In researching my book, Sad Dad: An Exploration of Postnatal Depression in Fathers, I spoke to two psychotherapists about postnatal depression in fathers. Both agreed that it is difficult to diagnose. Adam Jukes, who works exclusively with men, says that men who are depressed tend to exhibit symptoms such as anxiety, sleeplessness, weight changes, manic episodes, and risky, self-destructive behaviour such as adultery, gambling, or excessive drinking. While some of these symptoms are typical of any new parent, some are seen as typically ‘male’ behaviour – and so the reasons behind these behaviours go unexplored.
Exclusion and loss
A theme of exclusion may come up in therapy sessions with new fathers. It can manifest as feelings of loss or rejection, and can also lead to envy, or anger. Almost always, a feeling of loss following the birth of a new baby is a secondary elaboration of a previous loss – something that might have come up before, or something which is brought to the surface when a man becomes a father.
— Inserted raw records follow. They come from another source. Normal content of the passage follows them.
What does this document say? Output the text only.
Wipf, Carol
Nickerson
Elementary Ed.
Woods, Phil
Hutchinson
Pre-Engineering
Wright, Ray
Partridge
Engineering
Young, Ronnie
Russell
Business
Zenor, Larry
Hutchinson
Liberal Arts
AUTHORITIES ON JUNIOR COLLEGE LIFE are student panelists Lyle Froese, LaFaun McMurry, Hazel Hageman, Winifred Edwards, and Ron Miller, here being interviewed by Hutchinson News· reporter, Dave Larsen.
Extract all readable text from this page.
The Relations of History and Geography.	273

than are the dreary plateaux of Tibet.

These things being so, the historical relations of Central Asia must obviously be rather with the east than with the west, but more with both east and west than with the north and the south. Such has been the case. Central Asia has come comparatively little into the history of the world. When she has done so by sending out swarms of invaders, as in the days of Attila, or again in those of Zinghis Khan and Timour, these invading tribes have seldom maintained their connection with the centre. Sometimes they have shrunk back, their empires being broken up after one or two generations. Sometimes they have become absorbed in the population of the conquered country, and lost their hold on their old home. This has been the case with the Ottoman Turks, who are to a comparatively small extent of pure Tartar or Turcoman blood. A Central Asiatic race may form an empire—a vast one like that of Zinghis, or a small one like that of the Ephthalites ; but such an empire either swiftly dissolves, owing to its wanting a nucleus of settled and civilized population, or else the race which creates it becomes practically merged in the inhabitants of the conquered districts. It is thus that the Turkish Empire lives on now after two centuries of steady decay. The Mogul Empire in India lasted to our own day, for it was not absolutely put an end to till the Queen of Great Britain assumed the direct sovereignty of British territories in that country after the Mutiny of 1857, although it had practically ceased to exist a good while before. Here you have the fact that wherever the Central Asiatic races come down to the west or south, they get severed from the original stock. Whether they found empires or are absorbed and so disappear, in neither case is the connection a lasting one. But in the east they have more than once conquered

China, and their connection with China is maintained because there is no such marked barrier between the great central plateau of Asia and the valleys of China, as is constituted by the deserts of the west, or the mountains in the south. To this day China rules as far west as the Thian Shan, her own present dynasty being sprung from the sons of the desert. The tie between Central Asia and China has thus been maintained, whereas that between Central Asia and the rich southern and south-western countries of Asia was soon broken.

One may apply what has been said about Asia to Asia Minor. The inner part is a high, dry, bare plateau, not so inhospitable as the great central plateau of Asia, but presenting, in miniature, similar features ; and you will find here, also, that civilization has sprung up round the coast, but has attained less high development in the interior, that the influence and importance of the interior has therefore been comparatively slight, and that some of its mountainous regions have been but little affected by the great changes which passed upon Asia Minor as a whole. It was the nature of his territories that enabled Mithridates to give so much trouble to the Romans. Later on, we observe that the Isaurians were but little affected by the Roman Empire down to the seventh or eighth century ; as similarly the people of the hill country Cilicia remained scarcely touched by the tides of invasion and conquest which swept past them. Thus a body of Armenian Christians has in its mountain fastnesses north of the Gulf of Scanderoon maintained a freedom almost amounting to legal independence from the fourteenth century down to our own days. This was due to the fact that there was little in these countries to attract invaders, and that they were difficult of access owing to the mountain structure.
Entrenched roles and expectations
Social pressures may now lead fathers to feel they should be involved with childcare and housework as much as a mother. One psychotherapist I spoke to on this topic highlighted the pressure to be responsible and to be a provider – both materially and emotionally. This shift in expectation is often not matched by a shift in working patterns, or health services, and can lead to anger if men feel they cannot meet these expectations.
Typically, fathers do not come to therapy with PND as a specific problem. Some men will be fortunate enough to already be involved in therapy. But many new fathers will only seek help when their lives have unravelled so much that they can’t pinpoint where it all started to go wrong.
As a society, we must make an effort to view mothers and fathers as equal, emotional beings – simply asking a new father “How are you?” is a good place to start. Psychotherapists need to be alert to the possibility of postnatal depression in fathers, and the many ways in which men’s mental health may be impacted by new parenthood. After all, wouldn’t getting better at supporting fathers help mothers, and families, too?